Bush is at peace with
Bush is at peace.
The war is coming.
It makes me sick
Helen is sick at the prospect of more murder. Burning bodies haunt
her already febrile imagination. The oil accumulates for her self-immolation.
And (at the time of writing this review) our own memories return,
as history gears up for another murderous cycle of hysterical repetition.
I found Helen’s decision traumatic but convincing, as Spalding’s narrative
(through the jagged edges of Peter’s year-on notes) gathers intensity.
A page of prose-poetry addressed to George Bush (Sr.) sears with outraged
condemnation: ‘your crowning achievement will be an Arab nation in
flames, your approval ratings will soar, you are running for re-election
with your flag planted squarely in a hill of civilian bodies, a dead
line of human beings, you and Hussein are grand-standing, but the
price will be a people…’ (‘Helen’s tirade’) For this and many reasons,
I recommend you read this book.
What continues to puzzle me, however, is the poem’s title, ‘Anchoress’;
and the intermittent references to psychic desolation which are linked
to this – predominantly Christian, medieval – religious life style.

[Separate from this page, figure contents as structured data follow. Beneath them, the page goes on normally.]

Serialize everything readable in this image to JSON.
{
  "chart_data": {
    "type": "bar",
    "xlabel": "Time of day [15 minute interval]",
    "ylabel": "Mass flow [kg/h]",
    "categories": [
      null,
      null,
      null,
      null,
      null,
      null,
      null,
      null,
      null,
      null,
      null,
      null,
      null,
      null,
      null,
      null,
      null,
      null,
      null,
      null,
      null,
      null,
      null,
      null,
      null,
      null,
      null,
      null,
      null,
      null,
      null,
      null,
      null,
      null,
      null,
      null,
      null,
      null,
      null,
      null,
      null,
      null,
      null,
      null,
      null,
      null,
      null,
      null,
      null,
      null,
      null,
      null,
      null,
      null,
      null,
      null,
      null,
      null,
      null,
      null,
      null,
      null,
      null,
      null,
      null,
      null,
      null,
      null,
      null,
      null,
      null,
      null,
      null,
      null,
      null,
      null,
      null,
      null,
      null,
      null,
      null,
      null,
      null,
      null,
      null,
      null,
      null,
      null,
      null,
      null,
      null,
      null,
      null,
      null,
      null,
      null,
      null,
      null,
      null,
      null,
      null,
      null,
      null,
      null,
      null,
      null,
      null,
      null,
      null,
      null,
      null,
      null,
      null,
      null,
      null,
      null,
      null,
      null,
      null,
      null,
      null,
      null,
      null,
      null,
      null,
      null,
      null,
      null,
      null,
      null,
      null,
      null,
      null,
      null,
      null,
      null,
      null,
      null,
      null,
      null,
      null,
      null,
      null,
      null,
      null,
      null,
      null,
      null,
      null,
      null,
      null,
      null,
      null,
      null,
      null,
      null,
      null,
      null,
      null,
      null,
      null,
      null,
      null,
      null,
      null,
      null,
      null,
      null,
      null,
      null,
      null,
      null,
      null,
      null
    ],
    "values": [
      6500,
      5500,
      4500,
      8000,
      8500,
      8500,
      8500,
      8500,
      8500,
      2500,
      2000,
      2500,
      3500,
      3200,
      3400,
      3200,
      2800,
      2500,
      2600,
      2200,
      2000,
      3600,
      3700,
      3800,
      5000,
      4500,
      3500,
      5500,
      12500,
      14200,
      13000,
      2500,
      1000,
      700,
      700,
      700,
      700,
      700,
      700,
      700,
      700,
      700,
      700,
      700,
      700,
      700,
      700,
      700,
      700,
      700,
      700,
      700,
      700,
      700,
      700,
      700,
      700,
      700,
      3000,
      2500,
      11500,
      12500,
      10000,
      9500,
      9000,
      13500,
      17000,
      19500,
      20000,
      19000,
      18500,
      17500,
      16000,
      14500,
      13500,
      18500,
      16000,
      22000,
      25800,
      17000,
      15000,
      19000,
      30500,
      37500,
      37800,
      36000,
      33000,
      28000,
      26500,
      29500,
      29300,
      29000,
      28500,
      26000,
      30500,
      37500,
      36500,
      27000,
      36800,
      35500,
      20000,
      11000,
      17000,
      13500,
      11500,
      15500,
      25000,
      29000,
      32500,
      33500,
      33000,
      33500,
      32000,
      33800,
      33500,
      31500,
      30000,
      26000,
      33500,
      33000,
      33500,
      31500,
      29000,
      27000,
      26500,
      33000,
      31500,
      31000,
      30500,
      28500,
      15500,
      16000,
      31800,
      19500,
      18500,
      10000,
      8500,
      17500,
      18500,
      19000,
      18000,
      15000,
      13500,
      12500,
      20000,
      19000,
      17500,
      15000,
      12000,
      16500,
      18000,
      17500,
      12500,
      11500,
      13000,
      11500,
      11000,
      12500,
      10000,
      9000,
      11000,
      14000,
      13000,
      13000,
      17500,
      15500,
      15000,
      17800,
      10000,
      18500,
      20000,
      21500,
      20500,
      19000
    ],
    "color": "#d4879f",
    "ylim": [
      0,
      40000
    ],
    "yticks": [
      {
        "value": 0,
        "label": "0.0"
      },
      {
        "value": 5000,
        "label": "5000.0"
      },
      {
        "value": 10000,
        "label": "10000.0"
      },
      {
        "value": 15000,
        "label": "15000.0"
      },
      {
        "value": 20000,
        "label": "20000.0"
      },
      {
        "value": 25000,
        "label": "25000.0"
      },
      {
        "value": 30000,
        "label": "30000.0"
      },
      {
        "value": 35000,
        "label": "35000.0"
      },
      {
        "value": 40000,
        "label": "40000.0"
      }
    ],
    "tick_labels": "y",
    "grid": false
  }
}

Spalding is clear on the basics of the anchoress’s vocation; as Helen’s
Once there was a girl
who gave herself
to the Virgin, built
herself behind stones
into crumbling church
she was fed through
a thin opening,
passed out her shit,
came to her for prophecies…
Spalding weaves into her poem the imagery of slipping into a hidden
cave (Helen does this as a child), retrieving there purity, wholeness
of purpose and memory. But this leads to violent rejection of the
world, culminating not only in Helen’s suicide but also the emotional
devastation of those closest to her. I would suggest that the anchoritic
vocation was (and still is) the opposite of this: withdrawal, yes,
but also a pledge of stability, an openness to the suffering of others
(Julian of Norwich famously counselled and
comforted those who came to her window) and a rootedness
in patient prayer. The anchorhold is a ‘safe
harbour’, not a pyre of raging despair, or even of righteous
disintegration. This is the only extended metaphor where I feel Spalding
is slightly off-target. My hesitation is reinforced by the author’s
notes and references. ‘Helen’s Song’, a very moving section, acknowledges
some sources but not St John of the Cross, the Spanish mystic:
‘I die because I do not die’ is a refrain from his powerful, quasi-erotic
mystical poetry. The anchoritic, the mystic perspective is deeply
involved in a yearning for love which transcends the self and the
world yet embraces both – it is notoriously difficult to articulate,
even in poetry. Spalding’s text is breathtaking on the psychological,
mythic, and political level, but not on the level of religious mystery.
Luce Irigaray, the French feminist critic,
writes of the phenomenon of the ‘mysterique’,
a way of speaking which tentatively implicates hysteria in the fragmented
communications of mysticism; a fascinating concept. But I think that
by those standards ‘Anchoress’ is still both in the world and of it.